Rep. Mark Amodei (R-Nev.) also appeared willing to work to update the law.
“It’s time,” he said. “We should take a look at that and should do some reform.”
Former Rep. Nick Rahall (D-W.Va.) pushed a bill to change the mining law that passed the House in 2007, but was blocked in the Senate by then-Majority Leader Harry Reid (D-Nev.), whose state is one of the top gold-producing regions in the country.
Amodei later told Bloomberg Environment that Congress should hold hearings on the law in which they listen to representatives from mining states to see how siting and regulation is dealt with on the local level.
The National Mining Association, the trade association for the industry, opposes any changes, as do some of the Republicans on the committee.
“This legislation is designed to cripple the domestic mining industry by making new and existing operations unprofitable,” Rep. Paul Gosar (R-Ariz.), the ranking member of the subcommittee, said in his opening statement.

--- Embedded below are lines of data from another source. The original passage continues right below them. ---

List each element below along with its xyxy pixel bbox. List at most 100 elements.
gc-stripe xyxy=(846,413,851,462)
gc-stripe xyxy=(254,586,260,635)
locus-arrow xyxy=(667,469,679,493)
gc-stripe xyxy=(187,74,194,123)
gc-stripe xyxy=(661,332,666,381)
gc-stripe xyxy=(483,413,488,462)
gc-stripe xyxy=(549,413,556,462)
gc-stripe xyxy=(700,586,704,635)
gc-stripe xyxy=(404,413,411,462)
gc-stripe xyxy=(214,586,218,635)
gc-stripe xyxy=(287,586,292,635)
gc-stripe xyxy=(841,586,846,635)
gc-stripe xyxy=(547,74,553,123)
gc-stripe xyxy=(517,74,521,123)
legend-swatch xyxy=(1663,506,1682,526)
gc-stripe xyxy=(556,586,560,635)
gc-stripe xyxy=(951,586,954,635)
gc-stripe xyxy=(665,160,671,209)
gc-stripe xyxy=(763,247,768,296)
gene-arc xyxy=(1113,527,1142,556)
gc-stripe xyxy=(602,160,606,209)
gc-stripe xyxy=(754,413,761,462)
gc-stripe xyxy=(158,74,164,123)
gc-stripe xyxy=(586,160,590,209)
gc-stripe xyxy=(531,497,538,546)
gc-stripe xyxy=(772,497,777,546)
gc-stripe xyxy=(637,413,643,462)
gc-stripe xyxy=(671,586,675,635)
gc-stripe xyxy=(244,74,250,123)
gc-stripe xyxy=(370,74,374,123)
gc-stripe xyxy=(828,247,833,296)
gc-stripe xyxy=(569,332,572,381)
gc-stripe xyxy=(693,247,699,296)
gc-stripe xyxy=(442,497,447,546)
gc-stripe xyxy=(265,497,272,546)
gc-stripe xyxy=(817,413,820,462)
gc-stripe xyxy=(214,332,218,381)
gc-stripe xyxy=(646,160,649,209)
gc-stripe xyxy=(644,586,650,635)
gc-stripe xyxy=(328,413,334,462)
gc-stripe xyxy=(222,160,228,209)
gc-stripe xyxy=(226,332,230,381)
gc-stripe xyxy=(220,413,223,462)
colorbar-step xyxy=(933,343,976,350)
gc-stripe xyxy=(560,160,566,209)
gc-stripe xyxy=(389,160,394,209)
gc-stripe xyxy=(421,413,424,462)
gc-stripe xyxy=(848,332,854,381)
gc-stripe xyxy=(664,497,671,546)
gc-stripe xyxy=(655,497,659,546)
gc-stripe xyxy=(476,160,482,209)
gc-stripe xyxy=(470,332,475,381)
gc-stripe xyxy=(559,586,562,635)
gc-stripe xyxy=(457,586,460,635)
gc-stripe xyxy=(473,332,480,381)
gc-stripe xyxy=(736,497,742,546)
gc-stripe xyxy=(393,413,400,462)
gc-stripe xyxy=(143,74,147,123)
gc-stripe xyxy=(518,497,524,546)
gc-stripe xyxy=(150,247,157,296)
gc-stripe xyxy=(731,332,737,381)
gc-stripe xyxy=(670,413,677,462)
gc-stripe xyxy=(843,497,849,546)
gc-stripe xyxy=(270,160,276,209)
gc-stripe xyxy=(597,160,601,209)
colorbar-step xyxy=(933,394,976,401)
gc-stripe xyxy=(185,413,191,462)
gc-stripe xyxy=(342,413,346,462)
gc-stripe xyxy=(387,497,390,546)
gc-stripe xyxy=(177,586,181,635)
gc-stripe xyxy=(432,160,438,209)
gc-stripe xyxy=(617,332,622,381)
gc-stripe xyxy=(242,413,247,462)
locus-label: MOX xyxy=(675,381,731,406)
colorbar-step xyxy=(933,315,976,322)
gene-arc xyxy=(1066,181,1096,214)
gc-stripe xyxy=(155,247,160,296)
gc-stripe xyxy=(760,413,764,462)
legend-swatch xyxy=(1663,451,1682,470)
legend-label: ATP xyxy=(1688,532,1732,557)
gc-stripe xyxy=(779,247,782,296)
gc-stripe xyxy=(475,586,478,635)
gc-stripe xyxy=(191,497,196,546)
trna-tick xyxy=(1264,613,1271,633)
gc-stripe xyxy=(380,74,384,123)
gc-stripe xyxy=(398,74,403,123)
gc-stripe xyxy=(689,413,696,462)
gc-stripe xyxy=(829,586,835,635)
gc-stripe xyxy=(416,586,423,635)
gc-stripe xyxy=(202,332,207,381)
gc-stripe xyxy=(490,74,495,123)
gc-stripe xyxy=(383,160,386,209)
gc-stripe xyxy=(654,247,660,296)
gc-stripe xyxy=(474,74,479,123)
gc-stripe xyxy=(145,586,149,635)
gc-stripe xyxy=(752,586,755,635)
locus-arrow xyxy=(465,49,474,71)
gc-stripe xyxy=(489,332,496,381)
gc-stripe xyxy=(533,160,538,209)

Democrats are eager for some bipartisan support to push the measure through the Democratic-controlled House and the Republican-controlled Senate. Subcommittee Chairman Rep. Alan Lowenthal (D-Calif.) said the mining industry’s opposition is blocking movement on any kind of updates.
“There’s a win-win to be found here,” he said. “We need the mining industry to come to the table to find that win-win, and unfortunately we haven’t found much appetite on their side to come to the table.”